The 2008 changes to the Hazardous Wastes (Management and Handling) Regulations have included e - waste as a waste type. Provisions were made in Chapter III, Rules 8 - 10, for the registration of all e - waste recyclers with the Central Pollution Control Board ( CPCB) The category of e - waste was classified under the categories of toxic recyclable waste in Schedule IV of those regulations. Under these rules all those participating in e - waste recycling to go through the tedious registration procedure including those active in dismantling operations. The application for registration should be submitted in Appendix IV, Type 5
v. Transboundary Movement of e-waste
Every transboundary movement (importation and export) of e - waste shall comply with the procedures set out in Chapter IV of the 2008 Laws on Hazardous Wastes (Management, Handling and Transboundary Movement) and with the provisions of the Basel Convention on the Regulation of Transboundary Movement of Hazardous Wastes. Under the laws on hazardous waste as well as under the Basel Convention, e - waste has been classified as hazardous waste since it is known to contain various hazardous components such as cadmium , lead, asbestos, brominated flame retardants and polychlorinated bi-phenyls etc. The waste electrical and electronic assemblies or components were included in those provisions in Schedule III, Section A. Those e - waste containing hazardous constituents to the degree that they show danger characteristics specified in Schedule III, Part B of these laws are included in List A (A 1180), equivalent to Annex VIII of the Basel Convention, including the importing country's prior written consent (PIC). The e - waste not comprising or polluted with the dangerous constituents shall be placed in B 1110, equivalent to Annex IX of the Basel Convention which would not attract PIC unless required by national law. In India all e - waste transboundary movement requires Photo. The demand for export / import approval for e - waste shall be submitted to the Central Government, Ministry of Environment & Forests in Forms 7 & 8 along with a full cover insurance policy. All shipments should be accompanied by Form 9 set out in those rules.

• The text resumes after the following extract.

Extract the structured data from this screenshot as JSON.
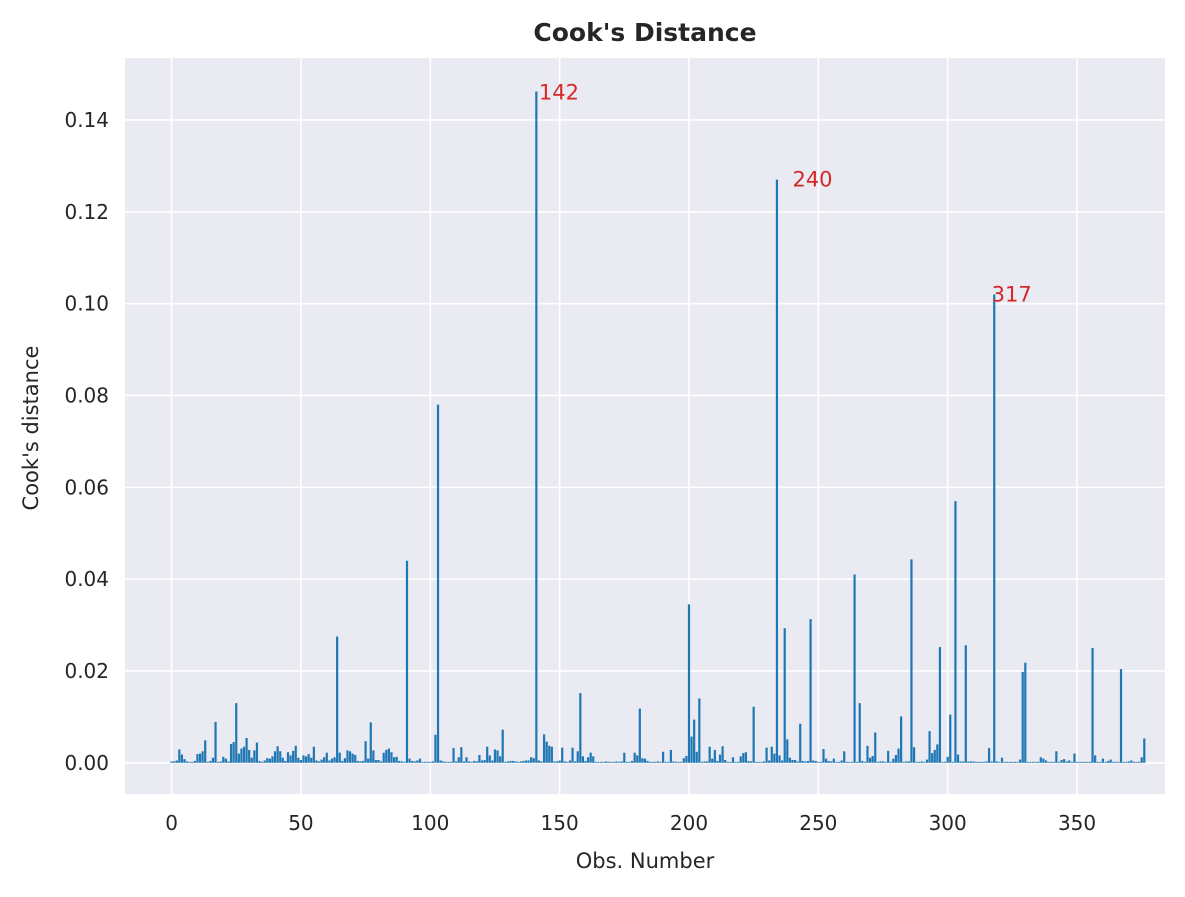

vi. Environmental Monitoring & Compliance
The instructions, best practices and specifications for setting up and operating e - waste recycling facilities have been described in the e - waste management guidelines published by the Ministry of Environment and Forests. These guidelines also provide Best Available Technology and the Global Scenario to make it easier for the e - waste recycler to gain insight into the system required.
The information for developing an Integrated E - waste Management Facility are provided in Chapter 7 of this paper. The required e - waste handling procedure was given. The protocols for establishing and managing e - waste recycling facility were identified. This chapter further enlists the criteria for enforcement with existing regulations. Links to access the details for the same were provided.
This handbook of procedures is a reference document providing guidance for obtaining the necessary environmental clearances, consents and other permits for the environmentally sound management of e- waste.